PDA

View Full Version : Had A Bad Day??



samtheman
08-04-07, 16:05
Had to go around to the wifes parents for lunch, with all her brothers,sisters and kids. It was a total nightmare and I feel like pants now as I had been going so well with my anxiety, infact I thought I was cured.

I got there and thankfully the dinner was almost ready, but while waiting I swore I was going to passout I was so anxious, we all got crammed around a table and all I wanted to do was run out, I swore I was loosing the plot. Got my dinner ate it as quick as I could, I felt totally sick thanks to the anxiety, I then went outside for a smoke and thankfully all the kids followed so I spent the rest of the afternoon outside kicking footbal with them.
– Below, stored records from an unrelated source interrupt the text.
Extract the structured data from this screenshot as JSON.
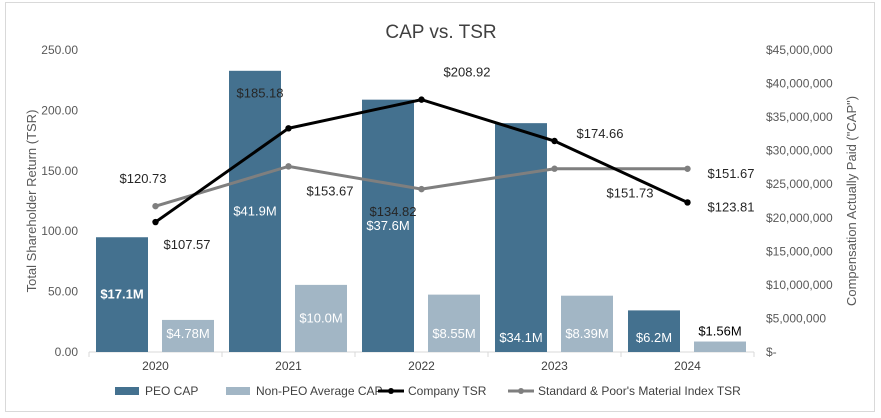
{
  "chart_data": {
    "type": "bar",
    "title": "CAP vs. TSR",
    "categories": [
      "2020",
      "2021",
      "2022",
      "2023",
      "2024"
    ],
    "y_left": {
      "label": "Total Shareholder Return (TSR)",
      "range": [
        0,
        250
      ],
      "ticks": [
        "0.00",
        "50.00",
        "100.00",
        "150.00",
        "200.00",
        "250.00"
      ],
      "tick_values": [
        0,
        50,
        100,
        150,
        200,
        250
      ]
    },
    "y_right": {
      "label": "Compensation Actually Paid (\"CAP\")",
      "range": [
        0,
        45000000
      ],
      "ticks": [
        "$-",
        "$5,000,000",
        "$10,000,000",
        "$15,000,000",
        "$20,000,000",
        "$25,000,000",
        "$30,000,000",
        "$35,000,000",
        "$40,000,000",
        "$45,000,000"
      ],
      "tick_values": [
        0,
        5000000,
        10000000,
        15000000,
        20000000,
        25000000,
        30000000,
        35000000,
        40000000,
        45000000
      ]
    },
    "grid": false,
    "legend_position": "bottom",
    "series": [
      {
        "name": "PEO CAP",
        "type": "bar",
        "axis": "right",
        "color": "#44718f",
        "values": [
          17100000,
          41900000,
          37600000,
          34100000,
          6200000
        ],
        "labels": [
          "$17.1M",
          "$41.9M",
          "$37.6M",
          "$34.1M",
          "$6.2M"
        ]
      },
      {
        "name": "Non-PEO Average CAP",
        "type": "bar",
        "axis": "right",
        "color": "#a2b6c5",
        "values": [
          4780000,
          10000000,
          8550000,
          8390000,
          1560000
        ],
        "labels": [
          "$4.78M",
          "$10.0M",
          "$8.55M",
          "$8.39M",
          "$1.56M"
        ]
      },
      {
        "name": "Company TSR",
        "type": "line",
        "axis": "left",
        "color": "#000000",
        "values": [
          107.57,
          185.18,
          208.92,
          174.66,
          123.81
        ],
        "labels": [
          "$107.57",
          "$185.18",
          "$208.92",
          "$174.66",
          "$123.81"
        ]
      },
      {
        "name": "Standard & Poor's Material Index TSR",
        "type": "line",
        "axis": "left",
        "color": "#7f7f7f",
        "values": [
          120.73,
          153.67,
          134.82,
          151.73,
          151.67
        ],
        "labels": [
          "$120.73",
          "$153.67",
          "$134.82",
          "$151.73",
          "$151.67"
        ]
      }
    ]
  }
}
I've never been more relieved to get home, I looked around me at the dinner table everyone was having a great time, but then there was me in the corner living a total nightmare:blush: Why can't I enjoy these things anymore?? At the risk of sounding like a spoiled kid, its not bloody fair.

ncowan
08-04-07, 16:35
Hi

God I so know you feel. I'm new to this forum and am actually relieved that I'm not the only person to experience these things... all my friends and family seem to think I am.

I hate family functions, usually I can't eat and all the people and everyone talking really makes me anxious - I just want to run away. Got through Christmas and have decided to 'cancel' Easter so as not to put myself through it.

Take care
Nicola xxx

yorkylover
08-04-07, 16:45
I think alot of us feel like you.Well done for going through with it.:yesyes:

honeybee3939
08-04-07, 16:54
Hi Sam

I have to agree with Ellen, i think its great that you didnt run away from the sittuation and managed to eat your meal, especially after how awful you must have felt. I wouldnt worry too much about the sittuation, you did it :) :) and you should be proud of yourself !:yesyes: :yesyes:

Hugs to you !

Love

Andrea
xxxx

samtheman
08-04-07, 17:01
Thanks guys!! Just glad its over, Well at least to xmas, then new years.. God I hate these things, It mightn't be so bad going to one on myside of the family but I'm an only child and Mum and Dad never bothers, I hate going to the other halfs parents even for a visit, I constantly feel like i'm being judged or something, let alone there silly family get together for a meal. And they are such a big family someones always get married, having a birthday party etc and you feel like you have to go.

ncowan
08-04-07, 17:07
Hi Sam

I feel better knowing I'm not the only person that feels like that. My family isn't very sociable (we like it like that) but my other halfs life revolves around what function is next. I hate it.

You did well to get through the day though - at last function I spent most of the time crying in the freezing garden; everyone is used to me so just ignored me, but why do they pressure me to go to these things when they know how I feel. Go to a lot of stuff for my little boys sake though.

Should've had people round last night but cancelled just knew I couldn't do it even in my own home.

I'm sure I will eventually get over this but when I don't know??????

Nicola xxx

samtheman
08-04-07, 17:18
Hi Sam

I feel better knowing I'm not the only person that feels like that. My family isn't very sociable (we like it like that) but my other halfs life revolves around what function is next. I hate it.

You did well to get through the day though - at last function I spent most of the time crying in the freezing garden; everyone is used to me so just ignored me, but why do they pressure me to go to these things when they know how I feel. Go to a lot of stuff for my little boys sake though.

Should've had people round last night but cancelled just knew I couldn't do it even in my own home.

I'm sure I will eventually get over this but when I don't know??????

Nicola xxx


You sound like myself, Yes I hate this getting pressured, I don't cry but just sort of float around by myself like Johny no mates, then the wife gives off when we get home as I'm apparantly being unsociable, Its kinda hard to be sociable when your bloody scared stiff. I'd love to get on with these people but my mind just goes totally blank when I'm spoken to.

SANDYJANE
08-04-07, 18:49
just want to say well done for staying and also 2 say i know how u feel ,


love sandy x

samtheman
08-04-07, 19:25
I feel kinda bad now, I mean they hadn't even finished serving up the others food and I was up and gone leaving 70% of the dinner, they spent alot of time preparing it but I just had to get outa that situation, Its situations where i'm trapped that I can't handle, once I got outside I was fine playing with the children, and I suppose it gave the others a break from them and they enjoyed here meal. I'm in the bad books now also as I'm just after going to McDonalds, the wife says "If you had of eaten you dinner you wouldn't be hungry"

What I'd give to feel normal again, roll on tomorrow, things can only get better.